Wednesday, July 6, 2016

Audio Compression Patents Not Invalid Under 35 U.S.C. § 101

The court denied defendant's motion to dismiss on the ground that plaintiffs’ audio compression patents encompassed unpatentable subject matter and rejected defendant's argument that the claims were directed toward an abstract idea. "[T]he invention's ability to run on a general-purpose computer does not doom the claims. Indeed, the claims at issue here undoubtedly make computers more efficient. They solve a problem that the MPEG Audio standards-setting organization identified.

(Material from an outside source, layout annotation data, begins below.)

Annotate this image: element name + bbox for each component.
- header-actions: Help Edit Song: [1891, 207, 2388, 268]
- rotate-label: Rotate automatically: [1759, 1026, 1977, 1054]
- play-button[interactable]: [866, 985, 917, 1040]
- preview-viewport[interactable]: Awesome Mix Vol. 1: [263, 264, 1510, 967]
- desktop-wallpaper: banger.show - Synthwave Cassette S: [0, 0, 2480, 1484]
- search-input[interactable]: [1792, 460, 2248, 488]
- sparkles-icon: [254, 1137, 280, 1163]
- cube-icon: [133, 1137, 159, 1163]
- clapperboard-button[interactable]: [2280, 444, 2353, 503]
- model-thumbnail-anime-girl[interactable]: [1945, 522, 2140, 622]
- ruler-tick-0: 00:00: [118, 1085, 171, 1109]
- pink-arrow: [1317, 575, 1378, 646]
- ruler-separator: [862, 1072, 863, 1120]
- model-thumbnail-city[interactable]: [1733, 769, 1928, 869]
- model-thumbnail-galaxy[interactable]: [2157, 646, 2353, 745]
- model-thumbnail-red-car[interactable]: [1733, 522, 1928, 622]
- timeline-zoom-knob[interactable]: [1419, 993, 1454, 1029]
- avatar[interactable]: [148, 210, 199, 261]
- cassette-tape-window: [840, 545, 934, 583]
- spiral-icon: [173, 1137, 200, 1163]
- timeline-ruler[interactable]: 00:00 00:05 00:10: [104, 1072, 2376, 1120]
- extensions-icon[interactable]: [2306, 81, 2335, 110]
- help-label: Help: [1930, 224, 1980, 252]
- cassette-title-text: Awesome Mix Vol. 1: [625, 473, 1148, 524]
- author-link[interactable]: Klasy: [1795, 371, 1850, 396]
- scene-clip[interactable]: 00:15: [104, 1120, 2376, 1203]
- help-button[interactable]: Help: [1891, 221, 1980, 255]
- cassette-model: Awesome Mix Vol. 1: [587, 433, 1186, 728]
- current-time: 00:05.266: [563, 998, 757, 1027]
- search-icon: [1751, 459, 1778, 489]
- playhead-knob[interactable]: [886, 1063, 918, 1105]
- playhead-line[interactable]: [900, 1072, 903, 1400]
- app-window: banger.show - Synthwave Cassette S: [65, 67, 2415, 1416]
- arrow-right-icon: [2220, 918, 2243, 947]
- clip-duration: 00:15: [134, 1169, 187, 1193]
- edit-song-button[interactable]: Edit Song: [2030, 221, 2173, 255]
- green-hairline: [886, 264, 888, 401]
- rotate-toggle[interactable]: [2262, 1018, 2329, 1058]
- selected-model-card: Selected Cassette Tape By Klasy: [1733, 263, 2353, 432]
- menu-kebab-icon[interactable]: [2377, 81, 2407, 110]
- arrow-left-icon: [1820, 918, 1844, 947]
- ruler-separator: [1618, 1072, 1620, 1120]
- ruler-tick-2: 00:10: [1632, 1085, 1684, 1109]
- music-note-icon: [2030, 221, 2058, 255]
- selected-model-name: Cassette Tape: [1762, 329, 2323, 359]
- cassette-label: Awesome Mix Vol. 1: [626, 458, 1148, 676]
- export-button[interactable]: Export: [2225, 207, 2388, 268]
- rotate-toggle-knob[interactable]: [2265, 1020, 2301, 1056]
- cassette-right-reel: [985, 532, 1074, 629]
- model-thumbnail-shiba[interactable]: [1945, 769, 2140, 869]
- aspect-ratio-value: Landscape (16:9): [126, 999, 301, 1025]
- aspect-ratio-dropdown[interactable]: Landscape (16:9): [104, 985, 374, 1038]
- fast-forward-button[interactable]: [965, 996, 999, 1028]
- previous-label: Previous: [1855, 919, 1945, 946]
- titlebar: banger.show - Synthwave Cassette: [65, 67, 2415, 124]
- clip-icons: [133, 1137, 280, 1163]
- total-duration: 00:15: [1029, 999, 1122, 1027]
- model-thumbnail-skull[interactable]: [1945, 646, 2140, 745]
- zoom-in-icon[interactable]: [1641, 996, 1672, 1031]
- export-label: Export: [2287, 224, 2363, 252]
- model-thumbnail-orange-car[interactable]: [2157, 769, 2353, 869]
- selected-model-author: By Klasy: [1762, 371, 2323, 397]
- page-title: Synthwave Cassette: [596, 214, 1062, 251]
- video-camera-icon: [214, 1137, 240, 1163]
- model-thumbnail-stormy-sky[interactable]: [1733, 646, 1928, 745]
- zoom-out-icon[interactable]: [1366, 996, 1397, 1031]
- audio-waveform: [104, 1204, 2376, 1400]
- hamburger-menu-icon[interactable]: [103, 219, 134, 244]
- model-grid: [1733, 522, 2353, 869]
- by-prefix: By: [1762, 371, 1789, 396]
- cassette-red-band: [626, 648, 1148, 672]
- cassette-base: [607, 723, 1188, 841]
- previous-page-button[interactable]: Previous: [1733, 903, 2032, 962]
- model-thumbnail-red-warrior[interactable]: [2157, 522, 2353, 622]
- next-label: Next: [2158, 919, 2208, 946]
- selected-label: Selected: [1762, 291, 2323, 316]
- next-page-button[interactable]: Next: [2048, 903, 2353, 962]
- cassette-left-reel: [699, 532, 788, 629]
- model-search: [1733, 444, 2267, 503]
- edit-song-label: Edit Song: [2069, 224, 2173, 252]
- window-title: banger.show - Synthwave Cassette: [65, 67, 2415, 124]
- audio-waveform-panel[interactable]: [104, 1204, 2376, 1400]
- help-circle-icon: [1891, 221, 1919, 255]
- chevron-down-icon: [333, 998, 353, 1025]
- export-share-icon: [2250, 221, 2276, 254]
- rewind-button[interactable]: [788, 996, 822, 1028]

They use 'a particular frame format or intensity stereo coding to make the audio processing of [defendant's] computers far more efficient.'. . . Unlike the claims in [another case], which dealt with a way to organize images - something humans can accomplish without a computer - the claims here 'encode[ ] and decode[ ] a wide-band signal in a manner that takes into account the hearing capabilities of the human ear at different frequencies: by coding the most important frequencies as accurately as possible, and coding less critical frequencies less precisely, a realistic replica of the original signal can be reproduced with the minimal amount of data.'. . . Plaintiffs are not seeking to patent a mathematical formula or the general idea of receiving and outputting information. Thus, the Asserted Patents do not claim an abstract idea."

Audio MPEG, Inc. et al v. HP Inc., 2-15-cv-00073 (VAED July 1, 2016, Order) (Morgan, J.)